With so many variables involved in radiation therapy, Dr. Wiezorek is reluctant to declare a winner.

“From my point of view, we cannot proclaim a principle advantage of rIMRT versus cIMRT,” said Dr. Wiezorek.

While in many cases the reduced delivery times on rIMRT offer a significant advantage, this time advantage may be limited in some complex cases.

“Rotational techniques offer faster treatments for low complex targets, such as prostate cancer, or high complex and symmetrical PTVs, like head and neck with 3 dose levels. However, for high complex and symmetrical PTVs, rIMRT is faster only if TomoTherapy is used or only if a maximum of 2 arcs are used for VMAT. If some regions have to be blocked, rotational techniques do not significantly speed up the treatment,” said Dr. Wiezorek.

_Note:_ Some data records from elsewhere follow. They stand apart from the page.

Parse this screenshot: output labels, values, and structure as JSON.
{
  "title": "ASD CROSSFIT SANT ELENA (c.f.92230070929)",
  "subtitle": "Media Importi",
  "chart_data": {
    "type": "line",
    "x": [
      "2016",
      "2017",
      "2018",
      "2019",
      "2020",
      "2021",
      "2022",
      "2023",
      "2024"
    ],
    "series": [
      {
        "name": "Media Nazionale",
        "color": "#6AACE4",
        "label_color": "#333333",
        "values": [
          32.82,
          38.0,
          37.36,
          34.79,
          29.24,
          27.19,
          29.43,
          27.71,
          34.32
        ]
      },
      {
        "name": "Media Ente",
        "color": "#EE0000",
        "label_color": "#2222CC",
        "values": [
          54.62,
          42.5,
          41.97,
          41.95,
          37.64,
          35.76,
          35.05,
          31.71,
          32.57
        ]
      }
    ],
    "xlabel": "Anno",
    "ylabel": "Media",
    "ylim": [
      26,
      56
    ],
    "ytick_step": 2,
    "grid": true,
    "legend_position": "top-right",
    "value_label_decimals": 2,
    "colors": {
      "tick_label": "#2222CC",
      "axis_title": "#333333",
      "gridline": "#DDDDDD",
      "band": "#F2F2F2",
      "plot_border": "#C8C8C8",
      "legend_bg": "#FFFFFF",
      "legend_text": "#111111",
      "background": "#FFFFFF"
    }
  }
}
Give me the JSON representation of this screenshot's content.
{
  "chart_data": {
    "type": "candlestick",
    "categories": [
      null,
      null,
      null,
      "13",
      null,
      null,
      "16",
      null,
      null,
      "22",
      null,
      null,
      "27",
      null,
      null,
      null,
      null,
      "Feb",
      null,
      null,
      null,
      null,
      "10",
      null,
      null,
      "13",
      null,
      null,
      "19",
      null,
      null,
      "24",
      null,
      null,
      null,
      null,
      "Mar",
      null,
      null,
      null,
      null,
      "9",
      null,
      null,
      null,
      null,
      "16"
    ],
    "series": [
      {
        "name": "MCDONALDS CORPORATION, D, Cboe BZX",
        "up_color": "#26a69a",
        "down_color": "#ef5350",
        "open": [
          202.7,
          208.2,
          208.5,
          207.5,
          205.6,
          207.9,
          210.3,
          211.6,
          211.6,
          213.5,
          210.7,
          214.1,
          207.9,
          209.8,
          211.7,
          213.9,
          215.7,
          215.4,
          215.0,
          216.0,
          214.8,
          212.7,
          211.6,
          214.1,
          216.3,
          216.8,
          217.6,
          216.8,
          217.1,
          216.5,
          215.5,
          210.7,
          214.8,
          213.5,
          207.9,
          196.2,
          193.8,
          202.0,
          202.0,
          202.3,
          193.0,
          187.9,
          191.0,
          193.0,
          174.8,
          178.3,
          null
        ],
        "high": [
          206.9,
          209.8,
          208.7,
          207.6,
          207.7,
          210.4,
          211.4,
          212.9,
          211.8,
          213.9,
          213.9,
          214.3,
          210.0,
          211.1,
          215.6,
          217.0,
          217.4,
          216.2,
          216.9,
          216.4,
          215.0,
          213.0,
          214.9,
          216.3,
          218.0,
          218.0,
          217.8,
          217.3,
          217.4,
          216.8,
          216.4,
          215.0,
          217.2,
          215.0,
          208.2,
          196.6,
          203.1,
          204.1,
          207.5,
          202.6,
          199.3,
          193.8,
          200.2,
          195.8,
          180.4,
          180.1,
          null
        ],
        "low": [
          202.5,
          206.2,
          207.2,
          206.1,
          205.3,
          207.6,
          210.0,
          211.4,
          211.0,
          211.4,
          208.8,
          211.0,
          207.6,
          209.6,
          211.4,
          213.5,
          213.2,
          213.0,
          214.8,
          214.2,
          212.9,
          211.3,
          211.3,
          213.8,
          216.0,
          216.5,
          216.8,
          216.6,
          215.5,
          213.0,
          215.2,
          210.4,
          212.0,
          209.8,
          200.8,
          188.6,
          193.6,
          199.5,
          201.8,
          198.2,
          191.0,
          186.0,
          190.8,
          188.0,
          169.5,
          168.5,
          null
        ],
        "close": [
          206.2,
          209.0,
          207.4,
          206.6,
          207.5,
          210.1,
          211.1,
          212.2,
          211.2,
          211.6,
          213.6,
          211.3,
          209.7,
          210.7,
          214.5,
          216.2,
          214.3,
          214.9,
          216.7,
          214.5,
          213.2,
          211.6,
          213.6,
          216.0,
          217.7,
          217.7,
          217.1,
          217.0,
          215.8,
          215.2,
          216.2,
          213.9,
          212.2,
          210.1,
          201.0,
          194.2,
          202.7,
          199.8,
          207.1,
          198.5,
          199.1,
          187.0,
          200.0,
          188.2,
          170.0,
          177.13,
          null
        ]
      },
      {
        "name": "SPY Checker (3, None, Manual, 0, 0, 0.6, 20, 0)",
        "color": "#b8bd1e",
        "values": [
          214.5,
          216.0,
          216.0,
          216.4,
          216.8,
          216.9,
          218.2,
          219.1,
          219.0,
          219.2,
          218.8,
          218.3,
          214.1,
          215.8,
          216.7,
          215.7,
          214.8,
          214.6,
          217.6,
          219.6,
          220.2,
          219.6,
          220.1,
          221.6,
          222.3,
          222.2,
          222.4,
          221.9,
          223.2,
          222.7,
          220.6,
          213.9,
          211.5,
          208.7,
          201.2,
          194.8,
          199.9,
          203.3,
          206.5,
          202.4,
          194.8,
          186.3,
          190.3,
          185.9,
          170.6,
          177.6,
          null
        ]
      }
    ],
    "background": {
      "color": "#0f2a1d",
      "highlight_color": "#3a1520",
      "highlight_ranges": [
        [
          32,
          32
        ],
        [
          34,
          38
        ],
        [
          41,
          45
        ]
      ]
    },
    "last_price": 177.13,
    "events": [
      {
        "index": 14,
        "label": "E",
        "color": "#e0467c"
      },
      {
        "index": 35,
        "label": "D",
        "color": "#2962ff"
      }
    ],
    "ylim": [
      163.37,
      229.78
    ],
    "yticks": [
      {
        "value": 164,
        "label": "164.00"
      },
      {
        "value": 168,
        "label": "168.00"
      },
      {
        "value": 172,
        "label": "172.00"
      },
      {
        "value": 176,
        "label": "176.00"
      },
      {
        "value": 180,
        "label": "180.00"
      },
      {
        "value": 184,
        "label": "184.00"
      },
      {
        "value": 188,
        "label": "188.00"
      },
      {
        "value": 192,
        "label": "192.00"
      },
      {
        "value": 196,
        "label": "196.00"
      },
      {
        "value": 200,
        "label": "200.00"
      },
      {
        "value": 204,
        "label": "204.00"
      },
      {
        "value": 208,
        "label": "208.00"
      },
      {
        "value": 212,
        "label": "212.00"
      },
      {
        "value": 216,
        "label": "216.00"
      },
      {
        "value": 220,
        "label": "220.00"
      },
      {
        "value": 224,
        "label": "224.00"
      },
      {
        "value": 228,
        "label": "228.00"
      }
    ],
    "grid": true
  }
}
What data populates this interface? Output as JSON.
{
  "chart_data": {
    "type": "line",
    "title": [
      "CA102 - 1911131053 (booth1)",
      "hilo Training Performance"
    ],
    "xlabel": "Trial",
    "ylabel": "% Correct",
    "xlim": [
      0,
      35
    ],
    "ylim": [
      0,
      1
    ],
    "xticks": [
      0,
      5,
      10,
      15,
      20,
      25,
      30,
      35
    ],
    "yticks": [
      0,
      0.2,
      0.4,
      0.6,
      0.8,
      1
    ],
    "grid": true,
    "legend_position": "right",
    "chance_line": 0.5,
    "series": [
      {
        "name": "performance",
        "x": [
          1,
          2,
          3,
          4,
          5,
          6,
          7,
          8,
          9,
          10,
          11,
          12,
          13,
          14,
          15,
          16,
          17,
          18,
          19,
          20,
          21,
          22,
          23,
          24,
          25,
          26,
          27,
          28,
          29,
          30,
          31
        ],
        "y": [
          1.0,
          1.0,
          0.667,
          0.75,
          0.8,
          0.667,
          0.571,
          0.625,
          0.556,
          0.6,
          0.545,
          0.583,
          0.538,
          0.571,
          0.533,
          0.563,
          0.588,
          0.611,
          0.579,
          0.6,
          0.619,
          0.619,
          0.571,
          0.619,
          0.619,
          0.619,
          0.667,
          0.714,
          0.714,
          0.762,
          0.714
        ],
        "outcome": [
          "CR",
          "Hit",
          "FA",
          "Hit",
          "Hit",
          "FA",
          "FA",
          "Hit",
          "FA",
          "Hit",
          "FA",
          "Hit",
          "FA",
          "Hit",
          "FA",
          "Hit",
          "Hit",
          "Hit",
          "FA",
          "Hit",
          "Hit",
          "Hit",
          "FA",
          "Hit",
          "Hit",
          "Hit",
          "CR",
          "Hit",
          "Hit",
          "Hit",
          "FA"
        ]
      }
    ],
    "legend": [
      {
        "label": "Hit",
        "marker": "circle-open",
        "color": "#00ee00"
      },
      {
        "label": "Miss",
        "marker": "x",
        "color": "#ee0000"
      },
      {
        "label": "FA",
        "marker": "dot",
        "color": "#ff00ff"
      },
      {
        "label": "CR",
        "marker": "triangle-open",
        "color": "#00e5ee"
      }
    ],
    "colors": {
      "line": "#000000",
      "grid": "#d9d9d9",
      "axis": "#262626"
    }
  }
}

However, with recent advances in rIMRT systems and tomotherapy technology, these techniques may soon outperform cIMRT in both speed and accuracy.

References

  1. Wiezorek T, Brachwitz T, Georg D. Rotational IMRT techniques compared to fixed gantry IMRT and tomotherapy: Multi-institutional planning study for head-and-neck cases. Radiat Oncol. 2011;6:20.
  2. Otto K. Volumetric modulated arc therapy: IMRT in a single gantry arc. Med Phys. 2008;35: 310-317.
  3. Varian TrueBeam – Flattening-Filter-Free Mode. http://sudentas.com/physics/varian-truebeam/flattening-filter-free/. Accessed August 7, 2013.
  4. Wang JZ, Rice R, Mundt AJ, et al. Feasibility and advantages of using flattening filter-free mode for radiosurgery of multiple brain lesions. Pract Rad Onc. 2012;2, e165-e171.
  5. Mackie TR, Holmes T, Swerdloff S, et al. Tomotherapy: A new concept for the delivery of dynamic conformal radiotherapy. Med Phys. 1993;20: 1709-1719.
  6. Zuang T, Huang L, Qi P, Yu J. Radiation therapy: Clinical application of volumetric modulated arc therapy. App Rad Onc. 2013;2.
  7. Hardcastle N, Tome WA, Foo K, Et al. Comparison of prostate IMRT and VMAT biologically optimised treatment plans. Med Dosim. 2011;36:292-298.
  8. Gibbons JP, Smith K, Cheek D, Rosen I. Independent calculation of dose from a helical TomoTherapy unit. J App Clin Med Phys. 2009;10:1.